Last Friday, President Obama announced a new policy directive to allow undocumented immigrants under the age of 30 to apply for a two-year, renewable work permit if they met an array of criteria, including arriving to the United States before the age of 16, and are in high school, graduated from high school, or were honorably discharged from the armed forces. The plan doesn’t grant amnesty or a road to citizenship; but as the president stated, it is a “temporary solution” and “the right thing to do.”

This decision will positively impact up to 800,000 law-abiding, hard-working Americans who have until now lived in constant fear of deportation. One such DREAMer is 26 year-old Mohammad Abdollahi, who immigrated to this nation at the age of three from Iran. His family’s visa soon expired and was not renewed. Not only has Mohammad had to live the majority of his life in fear of deportation, but the price of being sent back to Iran was incredibly high. Mohammad is openly gay and due to Iran’s policy of capital punishment towards gay individuals, his deportation could be a death sentence.

With his life literally on the line, and running out of options, Mohammad became one of the first students to come out as undocumented in an attempt to pressure congress to pass the DREAM Act in 2010. Although the act didn’t pass, he hasn’t given up the fight. When President Obama made this historic announcement last week, Mohammad was occupying an Obama re-election office in Deerborn, Michigan as a symbolical plea directed towards the president to take action. This change in policy ends this nightmare for Mohammad and so many other DREAMers like him.

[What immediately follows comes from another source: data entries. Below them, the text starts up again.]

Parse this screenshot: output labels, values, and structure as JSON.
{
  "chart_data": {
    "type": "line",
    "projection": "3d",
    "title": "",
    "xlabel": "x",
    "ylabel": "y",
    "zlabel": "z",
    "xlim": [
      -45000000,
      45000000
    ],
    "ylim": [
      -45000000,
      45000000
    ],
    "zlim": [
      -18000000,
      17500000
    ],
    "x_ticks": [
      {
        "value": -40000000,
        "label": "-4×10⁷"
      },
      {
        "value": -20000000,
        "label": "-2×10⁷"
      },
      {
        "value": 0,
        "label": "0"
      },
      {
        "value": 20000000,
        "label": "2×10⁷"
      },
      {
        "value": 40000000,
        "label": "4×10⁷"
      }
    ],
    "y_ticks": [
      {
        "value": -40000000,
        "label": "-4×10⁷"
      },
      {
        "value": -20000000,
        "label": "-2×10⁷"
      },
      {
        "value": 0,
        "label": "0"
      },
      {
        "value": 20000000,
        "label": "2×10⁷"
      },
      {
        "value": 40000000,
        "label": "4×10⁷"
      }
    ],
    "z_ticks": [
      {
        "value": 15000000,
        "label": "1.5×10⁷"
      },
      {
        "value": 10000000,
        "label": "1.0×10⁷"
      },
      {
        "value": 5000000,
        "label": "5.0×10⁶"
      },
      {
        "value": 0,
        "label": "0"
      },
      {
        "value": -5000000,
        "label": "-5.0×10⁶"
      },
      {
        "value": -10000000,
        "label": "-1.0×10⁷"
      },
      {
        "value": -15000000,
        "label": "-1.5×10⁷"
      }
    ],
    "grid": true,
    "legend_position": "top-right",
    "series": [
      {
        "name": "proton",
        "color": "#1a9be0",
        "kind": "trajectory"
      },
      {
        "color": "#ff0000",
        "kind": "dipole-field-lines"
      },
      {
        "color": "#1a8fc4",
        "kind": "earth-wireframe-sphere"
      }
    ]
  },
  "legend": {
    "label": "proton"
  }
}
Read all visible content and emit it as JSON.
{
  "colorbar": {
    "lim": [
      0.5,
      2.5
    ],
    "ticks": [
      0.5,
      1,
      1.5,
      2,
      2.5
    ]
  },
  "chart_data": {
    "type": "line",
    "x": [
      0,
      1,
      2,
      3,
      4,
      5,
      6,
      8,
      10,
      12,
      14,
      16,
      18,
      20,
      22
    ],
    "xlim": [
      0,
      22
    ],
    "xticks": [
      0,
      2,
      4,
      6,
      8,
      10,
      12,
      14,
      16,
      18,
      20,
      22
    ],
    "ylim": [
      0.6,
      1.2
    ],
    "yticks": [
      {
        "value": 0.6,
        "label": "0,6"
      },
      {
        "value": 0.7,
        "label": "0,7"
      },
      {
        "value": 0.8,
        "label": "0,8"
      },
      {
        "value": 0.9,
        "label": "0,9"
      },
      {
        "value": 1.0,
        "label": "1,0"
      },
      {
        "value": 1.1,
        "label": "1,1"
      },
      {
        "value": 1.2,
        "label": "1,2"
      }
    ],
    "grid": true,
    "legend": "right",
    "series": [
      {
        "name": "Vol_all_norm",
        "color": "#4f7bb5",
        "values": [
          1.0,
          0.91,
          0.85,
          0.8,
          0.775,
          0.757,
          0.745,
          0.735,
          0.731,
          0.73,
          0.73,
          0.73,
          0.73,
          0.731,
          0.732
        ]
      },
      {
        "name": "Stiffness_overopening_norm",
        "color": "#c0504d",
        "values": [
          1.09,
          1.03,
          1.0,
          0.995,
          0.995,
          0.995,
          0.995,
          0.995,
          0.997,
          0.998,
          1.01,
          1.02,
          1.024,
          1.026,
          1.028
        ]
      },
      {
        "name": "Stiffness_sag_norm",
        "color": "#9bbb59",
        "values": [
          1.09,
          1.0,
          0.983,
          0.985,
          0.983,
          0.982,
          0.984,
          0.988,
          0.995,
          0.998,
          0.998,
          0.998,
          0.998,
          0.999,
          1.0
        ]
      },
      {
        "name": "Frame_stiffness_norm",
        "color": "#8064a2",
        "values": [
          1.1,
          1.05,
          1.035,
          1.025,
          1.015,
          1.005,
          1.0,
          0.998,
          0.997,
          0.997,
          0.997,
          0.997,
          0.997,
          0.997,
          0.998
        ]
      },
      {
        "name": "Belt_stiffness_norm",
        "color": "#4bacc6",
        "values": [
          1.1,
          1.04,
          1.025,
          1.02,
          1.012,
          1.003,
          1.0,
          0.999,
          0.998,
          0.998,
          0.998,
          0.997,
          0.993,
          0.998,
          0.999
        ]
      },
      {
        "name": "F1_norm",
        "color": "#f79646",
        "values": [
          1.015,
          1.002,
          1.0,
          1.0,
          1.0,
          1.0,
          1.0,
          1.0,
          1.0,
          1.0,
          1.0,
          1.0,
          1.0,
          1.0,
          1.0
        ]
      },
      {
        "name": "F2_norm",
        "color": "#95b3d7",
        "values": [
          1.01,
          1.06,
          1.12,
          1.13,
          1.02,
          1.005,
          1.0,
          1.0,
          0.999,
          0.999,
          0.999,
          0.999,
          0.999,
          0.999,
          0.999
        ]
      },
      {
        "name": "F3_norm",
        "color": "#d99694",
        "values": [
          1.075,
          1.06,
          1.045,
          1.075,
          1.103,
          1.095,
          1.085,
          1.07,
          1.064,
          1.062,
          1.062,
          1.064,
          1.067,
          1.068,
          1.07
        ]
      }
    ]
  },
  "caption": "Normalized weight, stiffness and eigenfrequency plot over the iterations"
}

In his address in the Rose Garden, President Obama stated, “We are a better nation than one that expels innocent young kids.” Sadly, it seems many Republicans in Congress don’t share this value. After the announcement, Republican House Judiciary Committee Chairman Lamar Smith of Texas claimed, "President Obama's decision to grant amnesty to potentially millions of illegal immigrants is a breach of faith with the American people…It also blatantly ignores the rule of law that is the foundation of our democracy.”

Not only is Rep. Smith just flat wrong to claim that the plan grants “amnesty,” he appears to believe that the foundation of our democracy requires ridding our nation of young, productive and patriotic members of society. Republicans should wake up and embrace this change as an opportunity to finally be a part of a more permanent solution.